La réalité du terrain
« On voit dans notre quotidien le besoin de considérer l’augmentation des invalidités, notamment en santé mentale, de la hausse de la consommation des médicaments », indique Valérie Fernandez, conseillère principale en santé organisationnelle de Beneva. Il faut s’attaquer aux enjeux liés à la santé mentale, et les conseillers en ressources humaines sont au front à cet égard, selon elle.

À propos du GPS dont parlait M. Zuili, Mme Fernandez souligne que la technologie offre aussi parfois plus d’un parcours pour arriver à destination. « Je crois qu’il n’y a pas une seule formule magique qui va convenir à toutes les organisations. Toutes les organisations sont différentes, les réalités sont différentes. »
Concernant l’entrée en vigueur des règles imposées par la Loi 27, elle rappelle que les employeurs sont tenus de prévenir les risques psychosociaux. Valérie Fernandez souligne aussi le danger de considérer qu’on en fait déjà assez et que le dossier est réglé. « Il faut voir cela comme une opportunité, et non une obligation légale à respecter. »
Comme assureur, Beneva a des ambitions à l’échelle canadienne, et les entreprises qui exploitent des établissements dans plusieurs provinces pourraient tirer profit des processus créés au Québec pour se conformer aux exigences de la loi. « Il existe de plus en plus d’organisations qui mettent en place des outils pour accompagner les organisations à identifier les risques psychosociaux », note-t-elle.

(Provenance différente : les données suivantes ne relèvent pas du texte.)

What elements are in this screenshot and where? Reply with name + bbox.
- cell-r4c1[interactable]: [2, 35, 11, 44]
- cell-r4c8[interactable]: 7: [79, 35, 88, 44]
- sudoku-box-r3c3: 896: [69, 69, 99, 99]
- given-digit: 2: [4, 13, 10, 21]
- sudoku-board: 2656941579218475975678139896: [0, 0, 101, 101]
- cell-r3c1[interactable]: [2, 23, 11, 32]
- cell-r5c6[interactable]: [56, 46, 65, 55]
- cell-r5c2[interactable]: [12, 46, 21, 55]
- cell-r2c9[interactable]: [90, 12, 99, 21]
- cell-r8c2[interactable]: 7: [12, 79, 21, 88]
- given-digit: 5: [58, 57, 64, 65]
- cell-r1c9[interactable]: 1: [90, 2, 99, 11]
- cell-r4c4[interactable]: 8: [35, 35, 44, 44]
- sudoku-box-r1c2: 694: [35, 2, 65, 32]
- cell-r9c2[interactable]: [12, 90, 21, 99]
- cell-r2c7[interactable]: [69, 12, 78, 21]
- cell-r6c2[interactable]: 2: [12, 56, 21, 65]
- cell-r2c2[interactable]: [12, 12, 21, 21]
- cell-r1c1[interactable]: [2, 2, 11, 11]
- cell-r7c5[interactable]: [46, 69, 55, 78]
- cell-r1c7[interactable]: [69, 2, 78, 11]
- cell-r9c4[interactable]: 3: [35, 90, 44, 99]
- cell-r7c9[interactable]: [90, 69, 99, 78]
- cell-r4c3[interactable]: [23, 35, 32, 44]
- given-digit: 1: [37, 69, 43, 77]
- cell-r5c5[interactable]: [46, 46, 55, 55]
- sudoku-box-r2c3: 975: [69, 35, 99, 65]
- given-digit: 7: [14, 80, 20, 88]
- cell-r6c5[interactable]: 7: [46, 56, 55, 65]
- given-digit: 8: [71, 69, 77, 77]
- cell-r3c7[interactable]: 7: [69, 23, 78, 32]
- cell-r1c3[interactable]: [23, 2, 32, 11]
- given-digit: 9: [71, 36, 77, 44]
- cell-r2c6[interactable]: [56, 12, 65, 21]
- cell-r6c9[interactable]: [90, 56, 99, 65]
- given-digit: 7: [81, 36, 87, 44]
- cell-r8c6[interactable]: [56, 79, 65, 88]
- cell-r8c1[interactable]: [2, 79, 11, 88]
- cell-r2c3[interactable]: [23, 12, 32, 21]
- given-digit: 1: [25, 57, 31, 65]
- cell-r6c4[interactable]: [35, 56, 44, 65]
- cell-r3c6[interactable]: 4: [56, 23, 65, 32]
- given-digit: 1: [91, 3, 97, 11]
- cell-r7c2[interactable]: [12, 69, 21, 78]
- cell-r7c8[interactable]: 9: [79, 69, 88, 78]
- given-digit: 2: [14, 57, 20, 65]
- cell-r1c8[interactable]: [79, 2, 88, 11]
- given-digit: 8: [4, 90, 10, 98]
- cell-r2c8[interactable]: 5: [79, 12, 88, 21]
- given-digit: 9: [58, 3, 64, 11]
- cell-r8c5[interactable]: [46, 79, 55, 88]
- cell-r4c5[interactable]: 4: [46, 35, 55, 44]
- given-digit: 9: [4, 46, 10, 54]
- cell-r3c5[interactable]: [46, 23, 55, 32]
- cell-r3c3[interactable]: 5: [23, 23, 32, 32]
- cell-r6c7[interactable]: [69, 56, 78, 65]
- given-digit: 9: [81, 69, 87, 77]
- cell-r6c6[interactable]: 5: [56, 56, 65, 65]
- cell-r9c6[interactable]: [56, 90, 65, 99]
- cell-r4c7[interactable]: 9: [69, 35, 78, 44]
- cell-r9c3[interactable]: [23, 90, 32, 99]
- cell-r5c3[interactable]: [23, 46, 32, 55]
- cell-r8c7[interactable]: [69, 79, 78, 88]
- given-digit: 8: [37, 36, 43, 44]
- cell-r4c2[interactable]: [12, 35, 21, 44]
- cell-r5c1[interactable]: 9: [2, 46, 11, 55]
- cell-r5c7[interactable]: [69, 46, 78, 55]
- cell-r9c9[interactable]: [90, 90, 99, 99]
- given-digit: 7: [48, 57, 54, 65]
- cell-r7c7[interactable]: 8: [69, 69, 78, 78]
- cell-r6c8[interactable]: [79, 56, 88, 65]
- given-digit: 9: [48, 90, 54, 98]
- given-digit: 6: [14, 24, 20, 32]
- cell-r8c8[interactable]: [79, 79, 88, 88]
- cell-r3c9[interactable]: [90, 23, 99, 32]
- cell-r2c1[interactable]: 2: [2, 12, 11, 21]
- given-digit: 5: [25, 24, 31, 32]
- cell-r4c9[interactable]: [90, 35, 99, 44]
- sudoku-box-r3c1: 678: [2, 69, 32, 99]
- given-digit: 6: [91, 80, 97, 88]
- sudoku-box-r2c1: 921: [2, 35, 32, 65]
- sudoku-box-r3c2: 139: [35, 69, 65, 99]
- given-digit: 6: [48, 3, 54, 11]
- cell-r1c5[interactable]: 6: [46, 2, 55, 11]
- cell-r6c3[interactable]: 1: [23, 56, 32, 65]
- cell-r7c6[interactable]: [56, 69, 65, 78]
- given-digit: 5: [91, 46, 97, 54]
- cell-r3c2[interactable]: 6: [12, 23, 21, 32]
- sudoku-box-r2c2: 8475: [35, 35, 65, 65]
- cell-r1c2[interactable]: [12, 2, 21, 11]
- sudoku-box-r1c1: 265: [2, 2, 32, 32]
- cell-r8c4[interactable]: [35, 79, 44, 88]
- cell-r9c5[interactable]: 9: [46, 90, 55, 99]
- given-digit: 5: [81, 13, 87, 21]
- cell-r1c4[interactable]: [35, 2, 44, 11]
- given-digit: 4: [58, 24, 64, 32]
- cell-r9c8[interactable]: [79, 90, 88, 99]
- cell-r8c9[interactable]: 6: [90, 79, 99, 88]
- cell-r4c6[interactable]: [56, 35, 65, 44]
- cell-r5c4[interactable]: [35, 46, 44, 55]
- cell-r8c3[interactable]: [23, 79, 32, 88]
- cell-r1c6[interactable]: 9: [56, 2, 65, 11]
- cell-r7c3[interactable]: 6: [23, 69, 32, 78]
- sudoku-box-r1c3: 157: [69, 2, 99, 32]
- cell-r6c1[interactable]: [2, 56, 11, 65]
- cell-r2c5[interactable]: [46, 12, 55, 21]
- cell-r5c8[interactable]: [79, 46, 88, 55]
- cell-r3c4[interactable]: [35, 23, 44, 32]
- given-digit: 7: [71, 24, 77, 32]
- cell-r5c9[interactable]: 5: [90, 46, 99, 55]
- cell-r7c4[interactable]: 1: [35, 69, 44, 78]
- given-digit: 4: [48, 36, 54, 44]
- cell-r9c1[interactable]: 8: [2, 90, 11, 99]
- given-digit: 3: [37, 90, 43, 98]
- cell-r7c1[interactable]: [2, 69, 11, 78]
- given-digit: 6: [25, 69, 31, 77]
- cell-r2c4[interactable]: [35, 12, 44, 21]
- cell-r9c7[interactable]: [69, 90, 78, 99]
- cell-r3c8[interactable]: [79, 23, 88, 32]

Les experts sont de plus en plus nombreux à offrir des méthodes de prévention qui permettent de lutter contre l’incivilité en milieu de travail. Les fournisseurs de régimes peuvent s’entraider à cet égard pour soutenir les meilleures pratiques. « C’est un enjeu important d’utiliser le même langage dans notre milieu de travail à propos de la santé mentale », insiste-t-elle.
La discussion doit s’établir sur la charge de travail, selon Mme Fernandez. « Chaque employé est responsable au même titre que son gestionnaire. »
La répartition des responsabilités doit aussi être adaptée au contexte particulier où des travailleurs de plusieurs générations se côtoient dans une même organisation. « On a des gens très expérimentés qui ont des collègues ayant fini leurs études pendant la COVID-19 et qui sont arrivés dans l’entreprise en mode télétravail. On leur demande maintenant de revenir au bureau. Il importe d’écouter les besoins de tous ces gens-là et d’adapter les programmes », poursuit-elle.
Il faut rester à l’écoute pour être en mesure d’offrir la solution pertinente ou de savoir où trouver la bonne ressource qui sera en mesure de le faire, souligne Mme Fernandez.
Sur la question de la présence au bureau soulevée lors des échanges avec l’assistance, elle ajoute que les employeurs doivent faire preuve de souplesse. « Si on oblige la personne à venir au bureau et qu’elle y passe sa journée en réunion sur Teams avec ses collègues installés dans d’autres établissements de l’entreprise, ça ne fait pas de sens », dit-elle. Le gestionnaire doit trouver l’équilibre entre les activités de collaboration qui se font en groupe et les tâches où la concentration requise impose de travailler seul.